Oktober ist eine in Berlin lebende Sängerin und Songwriterin. Als Teenager sang sie Jazz und in Chören, doch es dauerte bis in ihre 20er Jahre, bis sie ihre ruhigen, schrullig-melancholischen Lieder veröffentlichte. Wir haben uns letzten Monat mit ihr unterhalten, nachdem sie ihre neueste Musik veröffentlicht hatte.
indieRepublik: Erzählen Sie uns ein wenig über Ihren musikalischen Hintergrund
OKTOBER: Lassen Sie es mich so sagen: Ich habe für mein Alter schon ziemlich viele Genres durchlaufen. Als Teenager sang ich Jazz in der Big Band meiner Schule, sang in mehreren Chören, auch im Theater, hatte zur gleichen Zeit meine ersten Pop-Punk-Bands und landete irgendwann im Erwachsenenalter beim Folk-Pop. Was auch Sinn macht, denn mein Auftritt und meine Texte sind sehr Singer-Songwriter-lastig. Aber das fing schon sehr früh an, vielleicht mit 5 oder 6 Jahren: Meine Mutter war kein großer Fan von klassischer Musik, aber sie durfte den Fernseher nie ausschalten, selbst wenn die Oper, die ich sehen wollte, sechs Stunden lang bis tief in die Nacht lief. Ich war einfach von Anfang an von großen Gefühlen und der Stimme als Instrument fasziniert.

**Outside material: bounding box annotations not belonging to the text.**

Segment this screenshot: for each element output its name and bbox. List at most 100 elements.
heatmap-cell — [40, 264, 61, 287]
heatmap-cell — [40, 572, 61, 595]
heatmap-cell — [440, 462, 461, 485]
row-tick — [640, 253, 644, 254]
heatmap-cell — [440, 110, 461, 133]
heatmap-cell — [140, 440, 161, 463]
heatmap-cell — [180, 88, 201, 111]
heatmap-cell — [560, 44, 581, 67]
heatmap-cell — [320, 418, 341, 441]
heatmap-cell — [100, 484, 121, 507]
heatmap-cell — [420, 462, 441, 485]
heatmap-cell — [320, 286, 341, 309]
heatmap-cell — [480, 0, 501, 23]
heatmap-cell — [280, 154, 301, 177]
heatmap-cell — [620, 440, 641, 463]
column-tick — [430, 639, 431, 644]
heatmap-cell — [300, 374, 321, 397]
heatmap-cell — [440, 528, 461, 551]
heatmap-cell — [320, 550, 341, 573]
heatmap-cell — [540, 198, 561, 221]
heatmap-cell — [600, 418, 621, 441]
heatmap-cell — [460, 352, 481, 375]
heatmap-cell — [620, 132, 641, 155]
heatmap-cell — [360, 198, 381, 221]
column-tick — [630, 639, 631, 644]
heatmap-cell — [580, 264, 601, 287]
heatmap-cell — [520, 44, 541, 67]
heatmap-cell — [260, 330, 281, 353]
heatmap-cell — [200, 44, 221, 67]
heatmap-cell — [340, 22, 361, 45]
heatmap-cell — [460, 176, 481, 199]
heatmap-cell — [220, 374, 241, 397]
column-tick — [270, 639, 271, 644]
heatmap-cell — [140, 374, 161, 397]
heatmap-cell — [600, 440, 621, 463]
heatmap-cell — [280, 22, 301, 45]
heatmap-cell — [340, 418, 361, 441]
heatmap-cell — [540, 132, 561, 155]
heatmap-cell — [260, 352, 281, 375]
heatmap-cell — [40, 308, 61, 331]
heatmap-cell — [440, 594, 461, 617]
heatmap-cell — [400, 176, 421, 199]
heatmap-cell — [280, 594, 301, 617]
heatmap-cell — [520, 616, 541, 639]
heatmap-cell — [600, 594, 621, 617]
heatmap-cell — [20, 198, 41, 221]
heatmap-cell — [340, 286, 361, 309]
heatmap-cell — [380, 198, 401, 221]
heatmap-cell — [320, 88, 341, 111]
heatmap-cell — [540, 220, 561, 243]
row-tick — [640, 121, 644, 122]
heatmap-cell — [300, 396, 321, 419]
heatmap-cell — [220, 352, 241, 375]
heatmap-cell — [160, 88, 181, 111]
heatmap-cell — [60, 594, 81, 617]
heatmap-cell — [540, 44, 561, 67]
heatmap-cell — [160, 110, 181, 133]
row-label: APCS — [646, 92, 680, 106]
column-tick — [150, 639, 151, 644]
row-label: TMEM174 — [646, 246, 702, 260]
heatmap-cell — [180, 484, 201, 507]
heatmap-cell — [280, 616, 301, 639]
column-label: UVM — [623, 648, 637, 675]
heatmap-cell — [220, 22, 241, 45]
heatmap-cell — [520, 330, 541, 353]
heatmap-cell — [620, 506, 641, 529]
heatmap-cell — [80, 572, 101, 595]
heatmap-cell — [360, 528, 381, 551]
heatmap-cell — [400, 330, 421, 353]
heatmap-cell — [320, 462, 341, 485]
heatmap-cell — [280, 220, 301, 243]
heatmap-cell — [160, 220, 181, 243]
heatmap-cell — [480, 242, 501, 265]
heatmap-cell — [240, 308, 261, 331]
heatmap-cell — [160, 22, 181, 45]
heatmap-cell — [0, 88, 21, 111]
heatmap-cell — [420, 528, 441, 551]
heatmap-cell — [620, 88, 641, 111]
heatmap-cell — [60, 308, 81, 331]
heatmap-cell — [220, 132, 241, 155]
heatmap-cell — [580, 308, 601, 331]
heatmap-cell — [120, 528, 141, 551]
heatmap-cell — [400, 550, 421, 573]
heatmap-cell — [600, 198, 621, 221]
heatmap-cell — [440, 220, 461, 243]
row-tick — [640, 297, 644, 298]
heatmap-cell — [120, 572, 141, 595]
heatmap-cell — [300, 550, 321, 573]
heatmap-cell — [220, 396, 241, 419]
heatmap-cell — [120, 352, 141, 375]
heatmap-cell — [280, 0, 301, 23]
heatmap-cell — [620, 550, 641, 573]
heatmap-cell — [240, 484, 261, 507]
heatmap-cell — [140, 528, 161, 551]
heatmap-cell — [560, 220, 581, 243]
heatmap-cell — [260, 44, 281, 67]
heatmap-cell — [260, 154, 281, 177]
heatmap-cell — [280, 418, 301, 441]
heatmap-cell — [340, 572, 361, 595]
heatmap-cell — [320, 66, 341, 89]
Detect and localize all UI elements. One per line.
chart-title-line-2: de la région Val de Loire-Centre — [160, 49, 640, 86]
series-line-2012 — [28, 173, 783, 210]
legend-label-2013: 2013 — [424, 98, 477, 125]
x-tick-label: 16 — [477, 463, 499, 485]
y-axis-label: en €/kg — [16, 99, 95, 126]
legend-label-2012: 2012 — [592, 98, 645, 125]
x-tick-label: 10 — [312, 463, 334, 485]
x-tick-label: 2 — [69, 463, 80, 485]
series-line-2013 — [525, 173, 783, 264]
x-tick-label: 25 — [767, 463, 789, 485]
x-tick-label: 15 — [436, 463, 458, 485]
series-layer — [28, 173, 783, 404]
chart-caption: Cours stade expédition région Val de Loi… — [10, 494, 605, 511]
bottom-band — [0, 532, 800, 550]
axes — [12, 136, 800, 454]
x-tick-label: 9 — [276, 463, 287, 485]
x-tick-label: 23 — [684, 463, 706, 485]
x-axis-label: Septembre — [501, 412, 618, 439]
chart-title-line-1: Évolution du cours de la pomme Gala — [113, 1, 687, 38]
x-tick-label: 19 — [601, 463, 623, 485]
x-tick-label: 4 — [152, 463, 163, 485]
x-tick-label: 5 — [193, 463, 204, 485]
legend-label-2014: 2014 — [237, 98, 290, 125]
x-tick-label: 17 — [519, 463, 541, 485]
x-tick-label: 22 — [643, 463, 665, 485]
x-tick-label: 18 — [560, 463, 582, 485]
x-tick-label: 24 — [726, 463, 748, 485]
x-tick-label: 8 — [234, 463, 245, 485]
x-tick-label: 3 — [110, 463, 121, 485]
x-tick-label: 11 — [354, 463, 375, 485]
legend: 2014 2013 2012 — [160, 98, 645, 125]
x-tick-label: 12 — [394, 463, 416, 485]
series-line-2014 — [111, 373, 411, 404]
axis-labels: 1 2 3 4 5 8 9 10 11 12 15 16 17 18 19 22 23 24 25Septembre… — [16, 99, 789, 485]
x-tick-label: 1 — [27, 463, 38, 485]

indieRepublik: Wie seid ihr auf den Namen “OKTOBER” gekommen?
OKTOBER: Ich weiß, dass meine Musik ziemlich launisch ist und viel melancholische, herbstliche Stimmung ausstrahlt. Irgendwie wollte ich, dass mein Künstlername diese gemütliche, bunte, schmerzhafte Zeit des Jahres repräsentiert. Der Herbst ist mit Sicherheit meine Lieblingsjahreszeit: Alles in der Natur stirbt – aber in so schönen Farben, dass es der Wahnsinn ist. Und obwohl ich im Januar geboren bin, habe ich das Gefühl, dass ich und meine Musik in den Oktober gehören, oder dass ich mich zumindest dort am wohlsten fühle. Damit meine Musik richtig inszeniert werden kann, auch wenn es nicht das ganze Jahr über Herbst sein kann, habe ich die emanzipatorische Maßnahme ergriffen, selbst Herbst zu sein, denke ich.

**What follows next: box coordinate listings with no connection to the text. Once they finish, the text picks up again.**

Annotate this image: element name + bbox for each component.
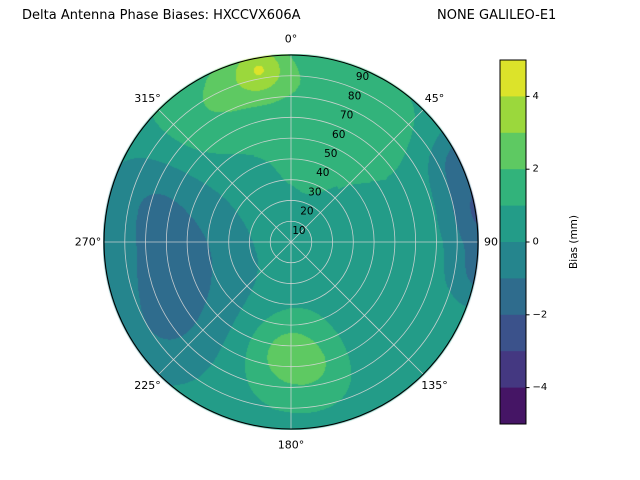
colorbar-segment [500,314,526,352]
grid-spoke [158,109,292,243]
colorbar-tick-label: 4 [533,91,539,102]
angular-tick-label: 45° [425,92,445,105]
colorbar-tick-label: 2 [533,164,539,175]
angular-tick-label: 135° [421,379,448,392]
colorbar-segment [500,351,526,389]
radial-tick-label: 80 [348,90,361,102]
grid-spoke [158,241,292,375]
radial-tick-label: 60 [332,129,345,141]
colorbar-axis-label: Bias (mm) [568,215,580,269]
colorbar-tick-label: 0 [533,237,539,248]
angular-tick-label: 180° [278,439,305,452]
radial-tick-label: 90 [356,71,369,83]
colorbar-tick-label: −4 [533,382,548,393]
angular-tick-label: 315° [134,92,161,105]
angular-tick-label: 0° [285,33,298,46]
colorbar-segment [500,205,526,243]
radial-tick-label: 30 [308,186,321,198]
colorbar-segment [500,278,526,316]
colorbar-segment [500,132,526,170]
colorbar-tick-label: −2 [533,309,548,320]
radial-tick-label: 50 [324,148,337,160]
grid-spoke [290,241,424,375]
colorbar-segment [500,96,526,134]
chart-title-right: NONE GALILEO-E1 [437,8,557,23]
radial-tick-label: 70 [340,110,353,122]
radial-tick-label: 20 [300,206,313,218]
colorbar-segment [500,242,526,279]
radial-tick-label: 40 [316,167,329,179]
colorbar-segment [500,60,526,97]
radial-tick-label: 10 [292,225,305,237]
chart-title-left: Delta Antenna Phase Biases: HXCCVX606A [22,8,301,23]
grid-spoke [290,109,424,243]
angular-tick-label: 225° [134,379,161,392]
angular-tick-label: 90 [484,236,498,249]
angular-tick-label: 270° [75,236,102,249]
colorbar-segment [500,387,526,425]
polar-axis-boundary [103,54,479,430]
colorbar-segment [500,169,526,207]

indieRepublik: Wenn deine Musik ein Film wäre, in welchem Genre würde er spielen?
OKTOBER: Nun, da viele meiner Songs akustisch sind und von Liebe handeln und ich selbst queer bin, denke ich, dass ich in einem Coming-of-Age-Drama mitspielen sollte. “The Perks of Being a Wallflower” oder “Juno” haben mich in einer sehr wichtigen Phase meiner musikalischen Reise begleitet und auch heute noch finde ich viel Inspiration in Musik, die einfach für diese Art von Filmen gemacht ist.
indieRepublik: Welche Musik hörst du, wenn du auf Tour bist?

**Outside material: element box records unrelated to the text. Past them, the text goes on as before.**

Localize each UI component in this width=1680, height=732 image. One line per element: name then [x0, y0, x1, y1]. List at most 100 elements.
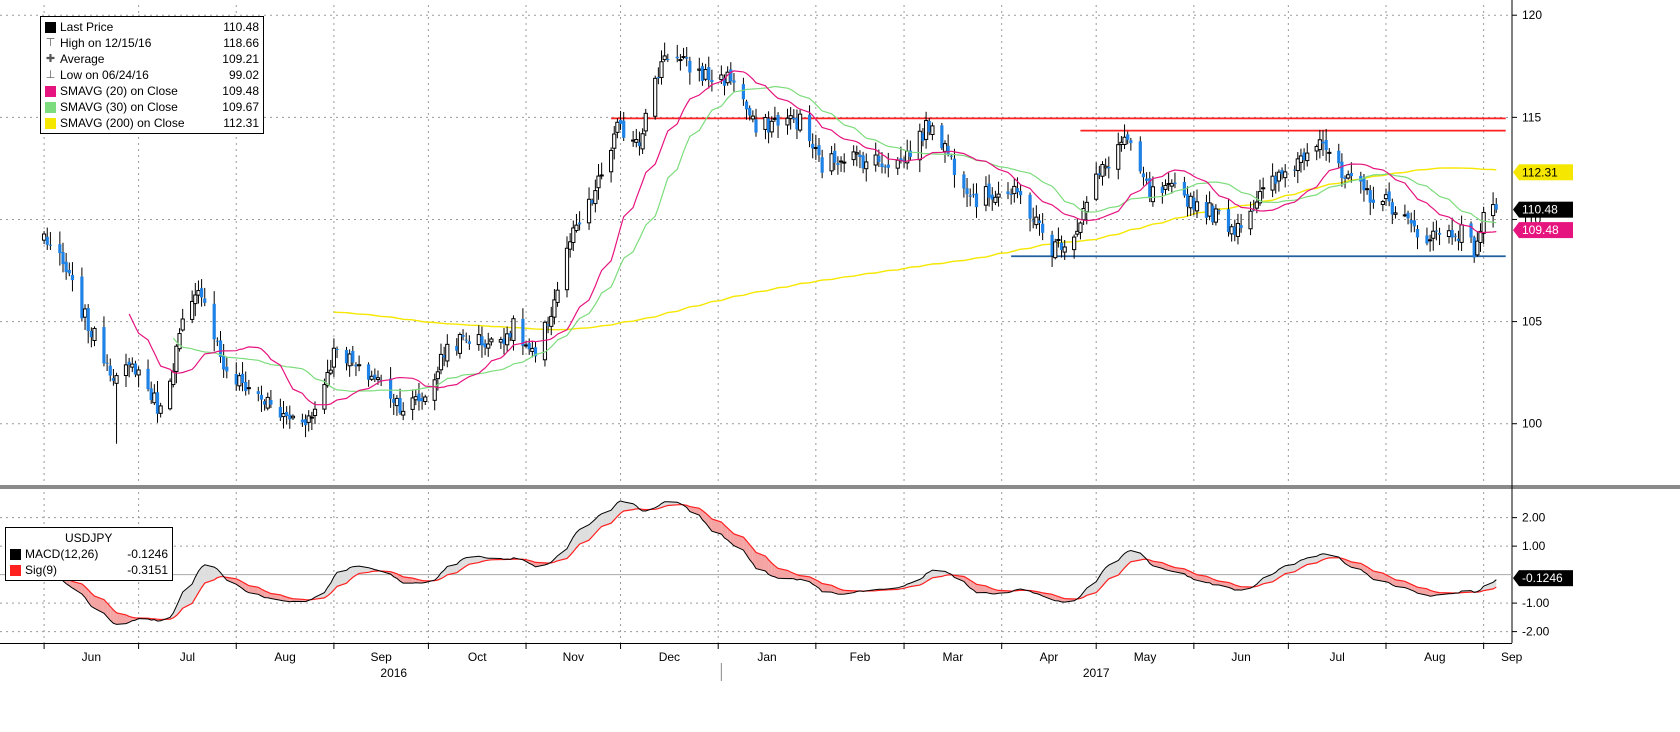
candle-down	[285, 412, 288, 416]
candle-down	[710, 80, 713, 82]
candle-down	[988, 184, 991, 198]
candle-down	[947, 146, 950, 155]
candle-up	[512, 319, 515, 341]
candle-down	[1454, 236, 1457, 237]
candle-down	[688, 61, 691, 73]
candle-down	[106, 363, 109, 364]
legend-swatch	[45, 22, 56, 33]
candle-down	[1438, 233, 1441, 235]
candle-up	[1447, 231, 1450, 237]
candle-up	[1432, 231, 1435, 238]
month-tick-label: Feb	[850, 650, 871, 664]
legend-label: Low on 06/24/16	[60, 67, 219, 83]
candle-down	[301, 420, 304, 423]
candle-up	[789, 116, 792, 119]
macd-tick-label: 2.00	[1522, 511, 1546, 525]
legend-swatch	[45, 118, 56, 129]
candle-up	[93, 328, 96, 340]
candle-up	[197, 291, 200, 296]
candle-down	[1350, 173, 1353, 176]
candle-down	[1469, 223, 1472, 237]
candle-down	[1173, 183, 1176, 184]
candle-down	[833, 151, 836, 163]
candle-up	[918, 131, 921, 160]
candle-down	[817, 145, 820, 155]
candle-down	[1145, 179, 1148, 181]
price-tick-label: 100	[1522, 417, 1542, 431]
candle-down	[58, 244, 61, 253]
low-marker-icon: ⊥	[45, 67, 56, 83]
candle-up	[247, 388, 250, 389]
candle-up	[1230, 227, 1233, 234]
high-marker-icon: ⊤	[45, 35, 56, 51]
candle-up	[153, 393, 156, 403]
candle-up	[814, 148, 817, 149]
candle-up	[1271, 176, 1274, 190]
month-tick-label: Sep	[370, 650, 392, 664]
candle-down	[1435, 230, 1438, 231]
month-tick-label: Nov	[563, 650, 584, 664]
value-tag-label: 112.31	[1522, 165, 1558, 179]
candle-up	[764, 118, 767, 130]
candle-up	[994, 197, 997, 202]
candle-up	[191, 301, 194, 319]
candle-down	[203, 298, 206, 302]
candle-down	[216, 341, 219, 342]
candle-down	[1388, 191, 1391, 201]
candle-up	[124, 365, 127, 376]
candle-up	[313, 409, 316, 415]
candle-up	[43, 234, 46, 240]
candle-down	[1006, 191, 1009, 194]
candle-down	[351, 351, 354, 363]
month-tick-label: Apr	[1040, 650, 1059, 664]
candle-up	[1384, 195, 1387, 199]
candle-up	[1318, 140, 1321, 150]
legend-swatch	[45, 86, 56, 97]
candle-down	[65, 262, 68, 272]
candle-up	[531, 348, 534, 351]
candle-up	[1347, 175, 1350, 178]
candle-up	[1013, 186, 1016, 193]
candle-up	[506, 334, 509, 345]
candle-down	[1240, 225, 1243, 228]
candle-up	[323, 385, 326, 410]
candle-up	[1394, 213, 1397, 214]
candle-up	[597, 176, 600, 188]
month-tick-label: Jul	[180, 650, 195, 664]
candle-up	[865, 162, 868, 169]
candle-up	[524, 345, 527, 346]
candle-down	[260, 395, 263, 400]
month-tick-label: Aug	[274, 650, 295, 664]
candle-up	[1492, 205, 1495, 216]
candle-up	[1262, 188, 1265, 189]
candle-up	[1284, 172, 1287, 178]
macd-legend-value: -0.1246	[127, 546, 168, 562]
candle-up	[499, 340, 502, 343]
candle-up	[348, 354, 351, 366]
value-tag-label: 110.48	[1522, 203, 1558, 217]
candle-up	[291, 416, 294, 418]
candle-down	[87, 308, 90, 331]
candle-up	[587, 199, 590, 223]
candle-down	[1019, 191, 1022, 195]
signal-legend-label: Sig(9)	[25, 562, 117, 578]
candle-up	[635, 140, 638, 143]
candle-up	[436, 372, 439, 379]
year-label: 2016	[380, 666, 407, 680]
legend-label: Average	[60, 51, 212, 67]
candle-up	[159, 406, 162, 413]
candle-down	[1142, 173, 1145, 177]
candle-down	[1416, 229, 1419, 237]
candle-up	[896, 160, 899, 168]
candle-down	[109, 366, 112, 376]
month-tick-label: Jan	[757, 650, 776, 664]
candle-up	[169, 381, 172, 409]
candle-up	[194, 295, 197, 304]
candle-down	[754, 119, 757, 132]
candle-up	[329, 370, 332, 373]
macd-legend-title: USDJPY	[10, 530, 168, 546]
candle-down	[1028, 195, 1031, 219]
candle-down	[1129, 140, 1132, 143]
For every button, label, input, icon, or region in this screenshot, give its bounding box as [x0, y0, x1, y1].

OKTOBER: Gute Frage! Ich war gerade auf einer kleinen EP-Release-Konzerttour und seitdem geht mir “Broken Strings” von James Morrison und Nelly Furtado nicht mehr aus dem Kopf. Ich glaube, in aufregenden Momenten, wenn man sich für Konzerte schminkt und sich mit Bandmitgliedern, die deine engsten Freunde sind, für die Bühne fertig macht, tendiere ich sehr zu bequemer Musik. Die 1980er oder 2000er stehen in solchen Momenten oft in der Spotify-Warteschlange. Ich plane, im Oktober dieses Jahres auf Tournee zu gehen, und werde herausfinden, was ein längeres Unterwegssein an meiner Antwort ändert.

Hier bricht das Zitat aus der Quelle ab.